The next morning me and Ben got on a bus which took us 830Km, over the border into the Northern Territory to Darwin. We were planning to stay in Darwin for a while but would then split, so that Ben would fly to Melbourne and I would travel down the east coast. But the morning after we arrived in Darwin we managed to find a lift from Darwin to Alice Springs (that’s 1,500Km) for just $25 each. So we decided at the last moment to change our plans and got a lift with this guy. That night we stopped at a small town about half way down our route and got very drunk with a friend of Joel (our lift). We had decided to change out plans because it is the school holidays in Australia at the moment, so flights are very expensive. As an alternative to flying Ben was looking into ‘relocations’. This is basically driving a rental car back to a city after someone has finished renting it. It’s a cheap way to travel.
So, when we arrived in Alice Springs, we picked up the relocation vehicle, a 4×4 camper, and drove out towards Uluru. I was expecting Uluru to be rubbish, and in truth it wasn’t really all that good, I know that it is the largest rock in the world and that it also has some interest as an Aboriginal spiritual site, but I don’t really care about seeing the biggest of any specific kind of thing if it’s not interesting in the first place and I visited a lot of areas in the Kimberley which were Aboriginal spiritual sites but were also places of amazing natural beauty. Not that I am saying Uluru isn’t a nice place to visit, but I don’t think it deserves the publicity it gets. But I guess you have to go see it while you are in Australia. I actually thought that Kata Tjuta was better, these are the big hills that are shown on the picture above, they are in the same national park as Uluru so we visited them in the morning and moved on to Uluru for the sunset.
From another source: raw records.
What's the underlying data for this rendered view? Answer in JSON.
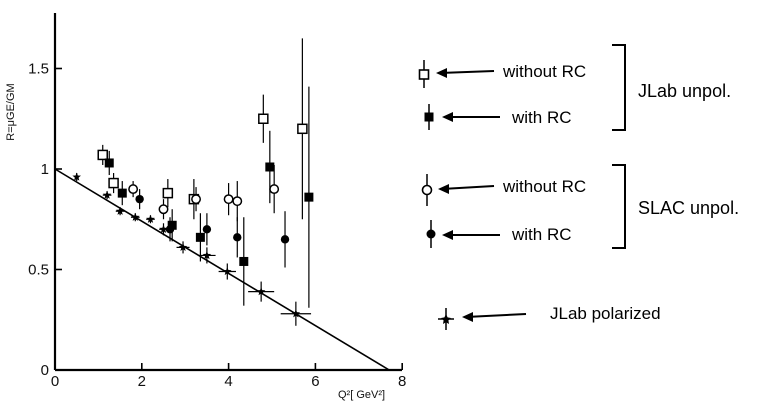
{
  "chart_data": {
    "type": "scatter",
    "xlabel": "Q²[ GeV²]",
    "ylabel": "R=μGE/GM",
    "xlim": [
      0,
      8
    ],
    "ylim": [
      0,
      1.9
    ],
    "x_ticks": [
      "0",
      "2",
      "4",
      "6",
      "8"
    ],
    "x_tick_values": [
      0,
      2,
      4,
      6,
      8
    ],
    "y_ticks": [
      "0",
      "0.5",
      "1",
      "1.5"
    ],
    "y_tick_values": [
      0,
      0.5,
      1,
      1.5
    ],
    "grid": false,
    "legend_position": "right",
    "colors": {
      "axis": "#000000",
      "marker": "#000000"
    },
    "series": [
      {
        "legend_label": "without RC",
        "group": "JLab unpol.",
        "marker": "open-square",
        "points": [
          {
            "x": 1.1,
            "y": 1.07,
            "err": 0.05
          },
          {
            "x": 1.35,
            "y": 0.93,
            "err": 0.05
          },
          {
            "x": 2.6,
            "y": 0.88,
            "err": 0.07
          },
          {
            "x": 3.2,
            "y": 0.85,
            "err": 0.1
          },
          {
            "x": 4.8,
            "y": 1.25,
            "err": 0.12
          },
          {
            "x": 5.7,
            "y": 1.2,
            "err": 0.45
          }
        ]
      },
      {
        "legend_label": "with RC",
        "group": "JLab unpol.",
        "marker": "filled-square",
        "points": [
          {
            "x": 1.25,
            "y": 1.03,
            "err": 0.06
          },
          {
            "x": 1.55,
            "y": 0.88,
            "err": 0.06
          },
          {
            "x": 2.7,
            "y": 0.72,
            "err": 0.08
          },
          {
            "x": 3.35,
            "y": 0.66,
            "err": 0.12
          },
          {
            "x": 4.35,
            "y": 0.54,
            "err": 0.22
          },
          {
            "x": 4.95,
            "y": 1.01,
            "err": 0.18
          },
          {
            "x": 5.85,
            "y": 0.86,
            "err": 0.55
          }
        ]
      },
      {
        "legend_label": "without RC",
        "group": "SLAC unpol.",
        "marker": "open-circle",
        "points": [
          {
            "x": 1.8,
            "y": 0.9,
            "err": 0.04
          },
          {
            "x": 2.5,
            "y": 0.8,
            "err": 0.05
          },
          {
            "x": 3.25,
            "y": 0.85,
            "err": 0.06
          },
          {
            "x": 4.0,
            "y": 0.85,
            "err": 0.08
          },
          {
            "x": 4.2,
            "y": 0.84,
            "err": 0.1
          },
          {
            "x": 5.05,
            "y": 0.9,
            "err": 0.12
          }
        ]
      },
      {
        "legend_label": "with RC",
        "group": "SLAC unpol.",
        "marker": "filled-circle",
        "points": [
          {
            "x": 1.95,
            "y": 0.85,
            "err": 0.05
          },
          {
            "x": 2.65,
            "y": 0.7,
            "err": 0.06
          },
          {
            "x": 3.5,
            "y": 0.7,
            "err": 0.08
          },
          {
            "x": 4.2,
            "y": 0.66,
            "err": 0.1
          },
          {
            "x": 5.3,
            "y": 0.65,
            "err": 0.14
          }
        ]
      },
      {
        "legend_label": "JLab polarized",
        "group": "",
        "marker": "star",
        "points": [
          {
            "x": 0.5,
            "y": 0.96,
            "err": 0.02,
            "xerr": 0.05
          },
          {
            "x": 1.2,
            "y": 0.87,
            "err": 0.02,
            "xerr": 0.1
          },
          {
            "x": 1.5,
            "y": 0.79,
            "err": 0.02,
            "xerr": 0.1
          },
          {
            "x": 1.85,
            "y": 0.76,
            "err": 0.02,
            "xerr": 0.1
          },
          {
            "x": 2.2,
            "y": 0.75,
            "err": 0.02,
            "xerr": 0.1
          },
          {
            "x": 2.5,
            "y": 0.7,
            "err": 0.03,
            "xerr": 0.1
          },
          {
            "x": 2.95,
            "y": 0.61,
            "err": 0.03,
            "xerr": 0.15
          },
          {
            "x": 3.5,
            "y": 0.57,
            "err": 0.04,
            "xerr": 0.2
          },
          {
            "x": 3.97,
            "y": 0.49,
            "err": 0.04,
            "xerr": 0.2
          },
          {
            "x": 4.75,
            "y": 0.39,
            "err": 0.05,
            "xerr": 0.3
          },
          {
            "x": 5.55,
            "y": 0.28,
            "err": 0.06,
            "xerr": 0.35
          }
        ]
      }
    ],
    "fit_line": {
      "x": [
        0,
        7.7
      ],
      "y": [
        1.0,
        0.0
      ]
    },
    "legend_groups": [
      "JLab unpol.",
      "SLAC unpol."
    ]
  }
}
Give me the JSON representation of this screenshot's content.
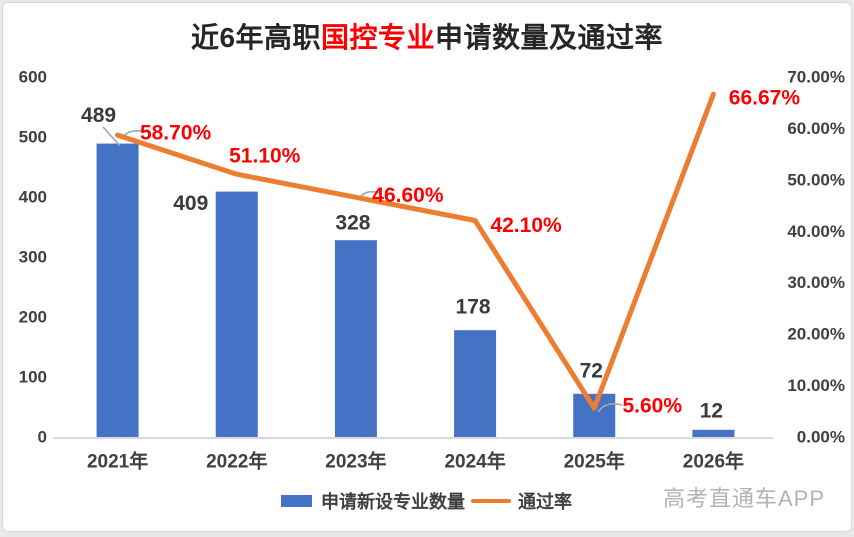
{
  "title": {
    "pre": "近6年高职",
    "highlight": "国控专业",
    "post": "申请数量及通过率"
  },
  "chart_data": {
    "type": "combo",
    "categories": [
      "2021年",
      "2022年",
      "2023年",
      "2024年",
      "2025年",
      "2026年"
    ],
    "series": [
      {
        "name": "申请新设专业数量",
        "type": "bar",
        "color": "#4472C4",
        "values": [
          489,
          409,
          328,
          178,
          72,
          12
        ],
        "labels": [
          "489",
          "409",
          "328",
          "178",
          "72",
          "12"
        ]
      },
      {
        "name": "通过率",
        "type": "line",
        "color": "#ED7D31",
        "values": [
          58.7,
          51.1,
          46.6,
          42.1,
          5.6,
          66.67
        ],
        "labels": [
          "58.70%",
          "51.10%",
          "46.60%",
          "42.10%",
          "5.60%",
          "66.67%"
        ]
      }
    ],
    "left_axis": {
      "min": 0,
      "max": 600,
      "ticks": [
        "600",
        "500",
        "400",
        "300",
        "200",
        "100",
        "0"
      ]
    },
    "right_axis": {
      "min": 0,
      "max": 70,
      "ticks": [
        "70.00%",
        "60.00%",
        "50.00%",
        "40.00%",
        "30.00%",
        "20.00%",
        "10.00%",
        "0.00%"
      ]
    },
    "legend_position": "bottom",
    "grid": "off"
  },
  "legend": {
    "bar_label": "申请新设专业数量",
    "line_label": "通过率"
  },
  "watermark": "高考直通车APP",
  "colors": {
    "bar": "#4472C4",
    "line": "#ED7D31",
    "value_label": "#3a3a3a",
    "pct_label": "#ff0000",
    "axis_text": "#404040",
    "axis_line": "#d9d9d9",
    "leader": "#a6a6a6",
    "title": "#262626",
    "title_highlight": "#ff0000",
    "watermark": "#b3b3b3"
  }
}
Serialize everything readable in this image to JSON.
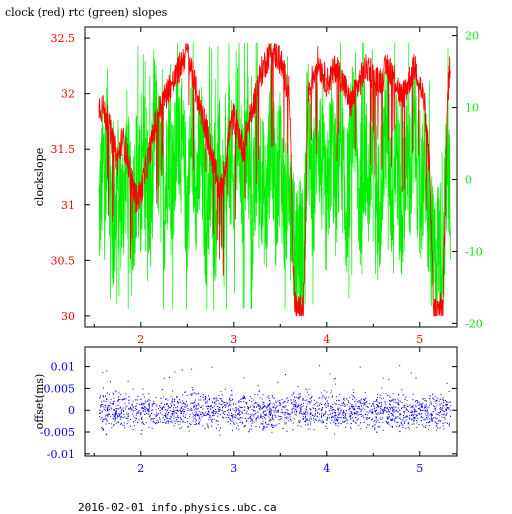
{
  "title": "clock (red) rtc (green) slopes",
  "footer": "2016-02-01 info.physics.ubc.ca",
  "colors": {
    "clock": "#ff0000",
    "rtc": "#00ee00",
    "offset": "#0000ff",
    "axis": "#000000"
  },
  "chart_data": [
    {
      "type": "line",
      "title": "clock (red) rtc (green) slopes",
      "xlabel": "",
      "ylabel": "clockslope",
      "xlim": [
        1.4,
        5.4
      ],
      "ylim": [
        29.9,
        32.6
      ],
      "y2lim": [
        -20.5,
        21.2
      ],
      "x_ticks": [
        2,
        3,
        4,
        5
      ],
      "y_ticks": [
        30,
        30.5,
        31,
        31.5,
        32,
        32.5
      ],
      "y_tick_labels": [
        "30",
        "30.5",
        "31",
        "31.5",
        "32",
        "32.5"
      ],
      "y2_ticks": [
        -20,
        -10,
        0,
        10,
        20
      ],
      "grid": false,
      "series": [
        {
          "name": "clock",
          "axis": "left",
          "color": "#ff0000",
          "x": [
            1.55,
            1.6,
            1.65,
            1.7,
            1.75,
            1.8,
            1.85,
            1.9,
            1.95,
            2.0,
            2.05,
            2.1,
            2.15,
            2.2,
            2.25,
            2.3,
            2.35,
            2.4,
            2.45,
            2.5,
            2.55,
            2.6,
            2.65,
            2.7,
            2.75,
            2.8,
            2.85,
            2.9,
            2.95,
            3.0,
            3.05,
            3.1,
            3.15,
            3.2,
            3.25,
            3.3,
            3.35,
            3.4,
            3.45,
            3.5,
            3.55,
            3.6,
            3.65,
            3.7,
            3.75,
            3.8,
            3.85,
            3.9,
            3.95,
            4.0,
            4.05,
            4.1,
            4.15,
            4.2,
            4.25,
            4.3,
            4.35,
            4.4,
            4.45,
            4.5,
            4.55,
            4.6,
            4.65,
            4.7,
            4.75,
            4.8,
            4.85,
            4.9,
            4.95,
            5.0,
            5.05,
            5.1,
            5.15,
            5.2,
            5.25,
            5.3,
            5.33
          ],
          "values": [
            31.9,
            31.85,
            31.75,
            31.55,
            31.4,
            31.6,
            31.45,
            31.2,
            31.05,
            31.1,
            31.3,
            31.5,
            31.7,
            31.85,
            31.95,
            32.05,
            32.1,
            32.2,
            32.3,
            32.4,
            32.2,
            32.0,
            31.85,
            31.7,
            31.5,
            31.3,
            31.1,
            31.3,
            31.65,
            31.8,
            31.65,
            31.5,
            31.7,
            31.85,
            32.05,
            32.2,
            32.3,
            32.4,
            32.35,
            32.3,
            32.15,
            32.0,
            30.1,
            30.05,
            30.05,
            32.0,
            32.15,
            32.3,
            32.2,
            32.1,
            32.15,
            32.25,
            32.15,
            32.05,
            31.9,
            32.0,
            32.1,
            32.2,
            32.25,
            32.15,
            32.1,
            32.15,
            32.25,
            32.2,
            32.1,
            31.95,
            32.05,
            32.15,
            32.25,
            32.1,
            31.9,
            31.4,
            30.05,
            30.05,
            30.1,
            32.0,
            32.3
          ]
        },
        {
          "name": "rtc",
          "axis": "right",
          "color": "#00ee00",
          "x": [
            1.55,
            1.6,
            1.65,
            1.7,
            1.75,
            1.8,
            1.85,
            1.9,
            1.95,
            2.0,
            2.05,
            2.1,
            2.15,
            2.2,
            2.25,
            2.3,
            2.35,
            2.4,
            2.45,
            2.5,
            2.55,
            2.6,
            2.65,
            2.7,
            2.75,
            2.8,
            2.85,
            2.9,
            2.95,
            3.0,
            3.05,
            3.1,
            3.15,
            3.2,
            3.25,
            3.3,
            3.35,
            3.4,
            3.45,
            3.5,
            3.55,
            3.6,
            3.65,
            3.7,
            3.75,
            3.8,
            3.85,
            3.9,
            3.95,
            4.0,
            4.05,
            4.1,
            4.15,
            4.2,
            4.25,
            4.3,
            4.35,
            4.4,
            4.45,
            4.5,
            4.55,
            4.6,
            4.65,
            4.7,
            4.75,
            4.8,
            4.85,
            4.9,
            4.95,
            5.0,
            5.05,
            5.1,
            5.15,
            5.2,
            5.25,
            5.3,
            5.33
          ],
          "values": [
            -5,
            2,
            6,
            -8,
            0,
            -4,
            3,
            -7,
            1,
            -3,
            5,
            -6,
            8,
            2,
            -5,
            6,
            -2,
            9,
            3,
            -4,
            7,
            -1,
            4,
            -6,
            0,
            -5,
            2,
            -8,
            5,
            -3,
            9,
            -2,
            6,
            -7,
            4,
            1,
            -5,
            8,
            -3,
            5,
            -6,
            3,
            -10,
            -8,
            -11,
            7,
            -4,
            9,
            1,
            -5,
            6,
            -2,
            8,
            -6,
            3,
            10,
            -4,
            5,
            -1,
            7,
            -5,
            2,
            9,
            -3,
            6,
            -7,
            4,
            0,
            8,
            -4,
            3,
            -6,
            -12,
            -9,
            -10,
            4,
            -2
          ]
        }
      ]
    },
    {
      "type": "scatter",
      "title": "",
      "xlabel": "",
      "ylabel": "offset(ms)",
      "xlim": [
        1.4,
        5.4
      ],
      "ylim": [
        -0.0105,
        0.0145
      ],
      "x_ticks": [
        2,
        3,
        4,
        5
      ],
      "y_ticks": [
        -0.01,
        -0.005,
        0,
        0.005,
        0.01
      ],
      "y_tick_labels": [
        "-0.01",
        "-0.005",
        "0",
        "0.005",
        "0.01"
      ],
      "grid": false,
      "series": [
        {
          "name": "offset",
          "color": "#0000ff",
          "x_range": [
            1.55,
            5.33
          ],
          "center": 0.0,
          "typical_spread": 0.0025,
          "outlier_max": 0.012,
          "outlier_min": -0.008
        }
      ]
    }
  ]
}
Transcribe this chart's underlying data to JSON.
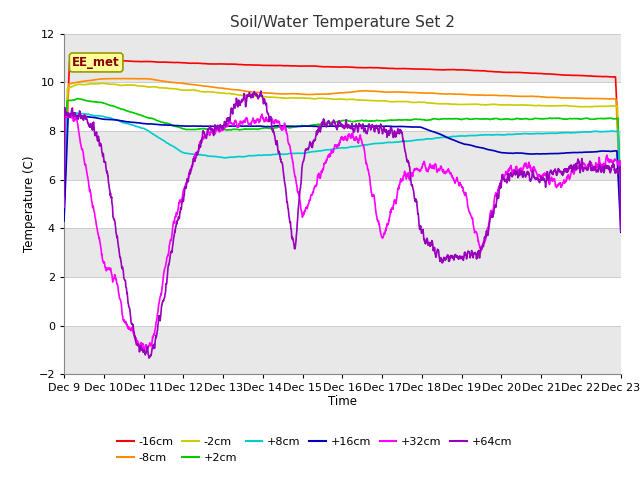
{
  "title": "Soil/Water Temperature Set 2",
  "xlabel": "Time",
  "ylabel": "Temperature (C)",
  "ylim": [
    -2,
    12
  ],
  "yticks": [
    -2,
    0,
    2,
    4,
    6,
    8,
    10,
    12
  ],
  "xlim": [
    0,
    14
  ],
  "xtick_labels": [
    "Dec 9",
    "Dec 10",
    "Dec 11",
    "Dec 12",
    "Dec 13",
    "Dec 14",
    "Dec 15",
    "Dec 16",
    "Dec 17",
    "Dec 18",
    "Dec 19",
    "Dec 20",
    "Dec 21",
    "Dec 22",
    "Dec 23"
  ],
  "annotation": "EE_met",
  "annotation_color": "#8B0000",
  "annotation_bg": "#FFFF99",
  "fig_bg": "#FFFFFF",
  "plot_bg": "#FFFFFF",
  "grid_color": "#DDDDDD",
  "series_colors": {
    "-16cm": "#FF0000",
    "-8cm": "#FF8C00",
    "-2cm": "#CCCC00",
    "+2cm": "#00CC00",
    "+8cm": "#00CCCC",
    "+16cm": "#0000BB",
    "+32cm": "#FF00FF",
    "+64cm": "#9900BB"
  },
  "series_lw": 1.2,
  "legend_order": [
    "-16cm",
    "-8cm",
    "-2cm",
    "+2cm",
    "+8cm",
    "+16cm",
    "+32cm",
    "+64cm"
  ]
}
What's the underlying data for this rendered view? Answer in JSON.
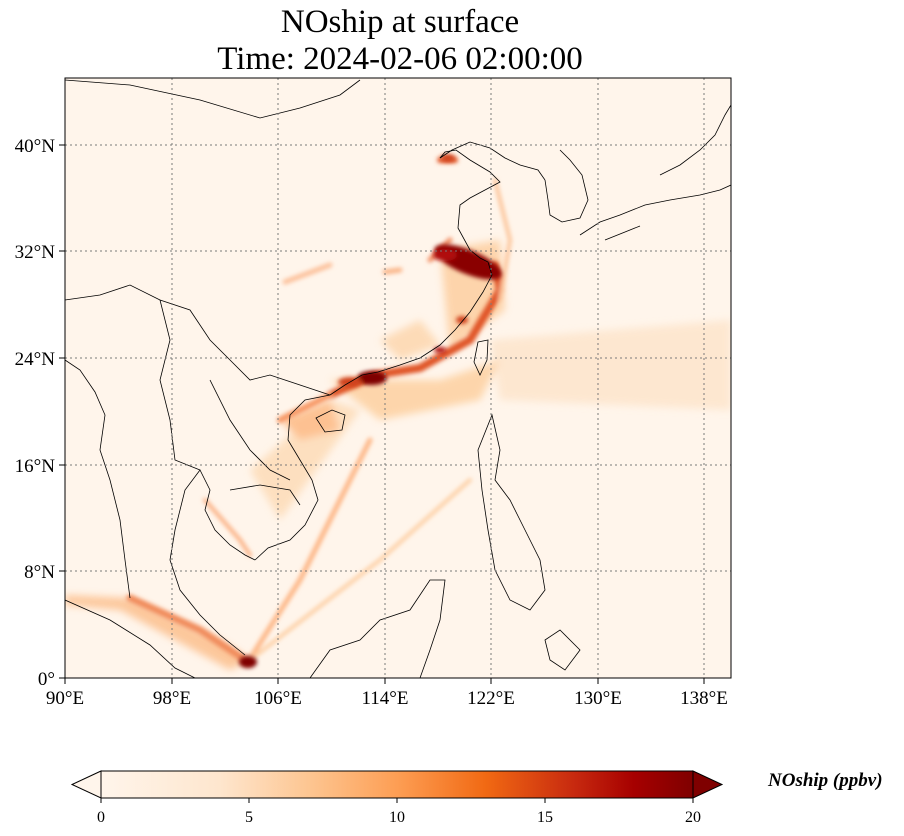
{
  "title": {
    "line1": "NOship at surface",
    "line2": "Time: 2024-02-06 02:00:00"
  },
  "map": {
    "variable": "NOship",
    "level": "surface",
    "lon_ticks": [
      "90°E",
      "98°E",
      "106°E",
      "114°E",
      "122°E",
      "130°E",
      "138°E"
    ],
    "lat_ticks": [
      "0°",
      "8°N",
      "16°N",
      "24°N",
      "32°N",
      "40°N"
    ],
    "lon_range": [
      90,
      140
    ],
    "lat_range": [
      0,
      45
    ],
    "gridlines": "dotted"
  },
  "colorbar": {
    "label": "NOship (ppbv)",
    "ticks": [
      "0",
      "5",
      "10",
      "15",
      "20"
    ],
    "range": [
      0,
      20
    ],
    "extend": "both",
    "colors": [
      "#fff5eb",
      "#fdd3a7",
      "#fd9e54",
      "#e5550d",
      "#a63603",
      "#7f0000"
    ]
  }
}
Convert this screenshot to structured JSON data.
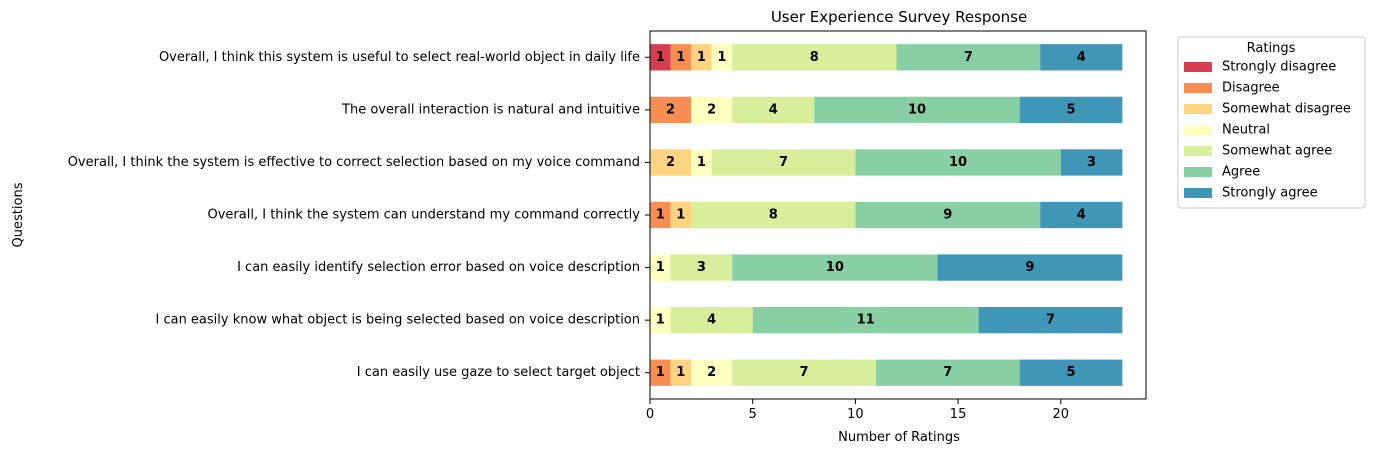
{
  "chart_data": {
    "type": "bar",
    "orientation": "horizontal",
    "stacked": true,
    "title": "User Experience Survey Response",
    "xlabel": "Number of Ratings",
    "ylabel": "Questions",
    "xlim": [
      0,
      24.15
    ],
    "xticks": [
      0,
      5,
      10,
      15,
      20
    ],
    "grid": false,
    "legend_title": "Ratings",
    "legend_position": "outside-top-right",
    "categories": [
      "Overall, I think this system is useful to select real-world object in daily life",
      "The overall interaction is natural and intuitive",
      "Overall, I think the system is effective to correct selection based on my voice command",
      "Overall, I think the system can understand my command correctly",
      "I can easily identify selection error based on voice description",
      "I can easily know what object is being selected based on voice description",
      "I can easily use gaze to select target object"
    ],
    "series": [
      {
        "name": "Strongly disagree",
        "color": "#d53e4f",
        "values": [
          1,
          0,
          0,
          0,
          0,
          0,
          0
        ]
      },
      {
        "name": "Disagree",
        "color": "#f98e52",
        "values": [
          1,
          2,
          0,
          1,
          0,
          0,
          1
        ]
      },
      {
        "name": "Somewhat disagree",
        "color": "#fed481",
        "values": [
          1,
          0,
          2,
          1,
          0,
          0,
          1
        ]
      },
      {
        "name": "Neutral",
        "color": "#ffffbf",
        "values": [
          1,
          2,
          1,
          0,
          1,
          1,
          2
        ]
      },
      {
        "name": "Somewhat agree",
        "color": "#d7ef9b",
        "values": [
          8,
          4,
          7,
          8,
          3,
          4,
          7
        ]
      },
      {
        "name": "Agree",
        "color": "#88cfa4",
        "values": [
          7,
          10,
          10,
          9,
          10,
          11,
          7
        ]
      },
      {
        "name": "Strongly agree",
        "color": "#3f96b7",
        "values": [
          4,
          5,
          3,
          4,
          9,
          7,
          5
        ]
      }
    ]
  }
}
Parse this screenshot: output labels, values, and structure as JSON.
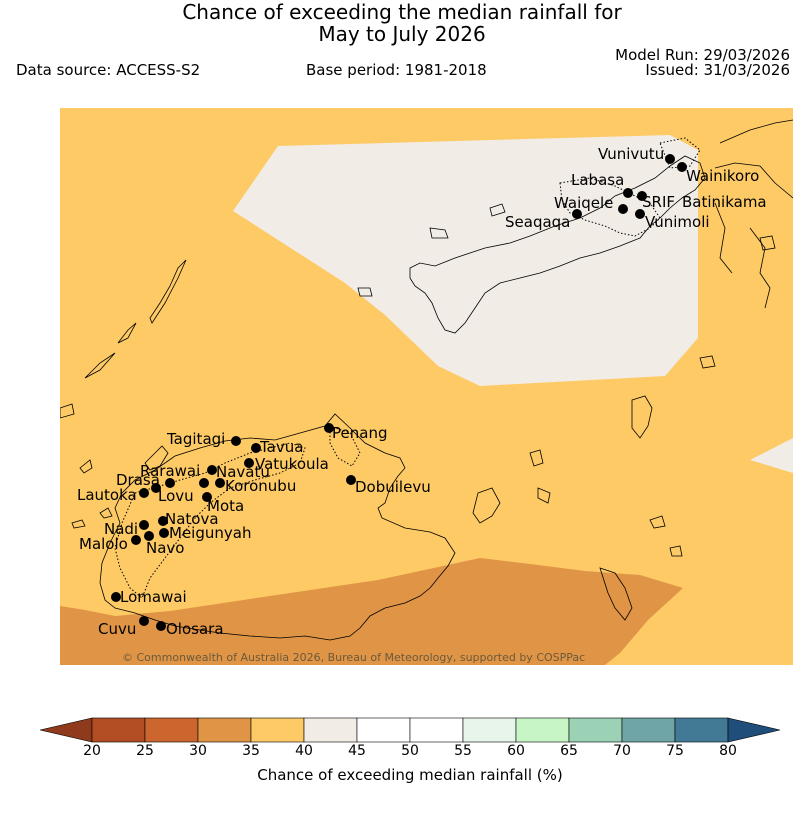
{
  "header": {
    "title_line1": "Chance of exceeding the median rainfall for",
    "title_line2": "May to July 2026",
    "data_source": "Data source: ACCESS-S2",
    "base_period": "Base period: 1981-2018",
    "model_run": "Model Run: 29/03/2026",
    "issued": "Issued: 31/03/2026"
  },
  "map": {
    "copyright": "© Commonwealth of Australia 2026, Bureau of Meteorology, supported by COSPPac",
    "colors": {
      "band_35_40": "#fdca65",
      "band_40_45": "#f1ece6",
      "band_30_35": "#e09446",
      "coast": "#000000"
    },
    "stations": [
      "Vunivutu",
      "Wainikoro",
      "Labasa",
      "SRIF",
      "Batinikama",
      "Waiqele",
      "Seaqaqa",
      "Vunimoli",
      "Tagitagi",
      "Penang",
      "Tavua",
      "Vatukoula",
      "Rarawai",
      "Navatu",
      "Drasa",
      "Koronubu",
      "Dobuilevu",
      "Lautoka",
      "Lovu",
      "Mota",
      "Nadi",
      "Natova",
      "Meigunyah",
      "Malolo",
      "Navo",
      "Lomawai",
      "Cuvu",
      "Olosara"
    ]
  },
  "colorbar": {
    "title": "Chance of exceeding median rainfall (%)",
    "ticks": [
      "20",
      "25",
      "30",
      "35",
      "40",
      "45",
      "50",
      "55",
      "60",
      "65",
      "70",
      "75",
      "80"
    ],
    "colors": [
      "#8f3a1c",
      "#b34d24",
      "#cd662e",
      "#e09446",
      "#fdca65",
      "#f1ece6",
      "#ffffff",
      "#ffffff",
      "#e8f5ea",
      "#c8f5c6",
      "#9bd2b6",
      "#6fa5a6",
      "#427a96",
      "#1f4e7a"
    ]
  }
}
From there we headed the rest of the way south to Adelaide where the relocation needed to be returned to. So this week we travelled 4,500Km, from the top of Australia to the bottom, along a lot of long, straight, dry, hot, desert roads. But now that we are in the south it is starting to become summer and although it is a lot cooler than it had been in the north, it is more comfortable down here. My plan is to work in Melbourne for a couple of months, while I get my bicycle and everything prepared for Asia, then I’ll see the east coast of Australia just before my visa expires and I leave Australia.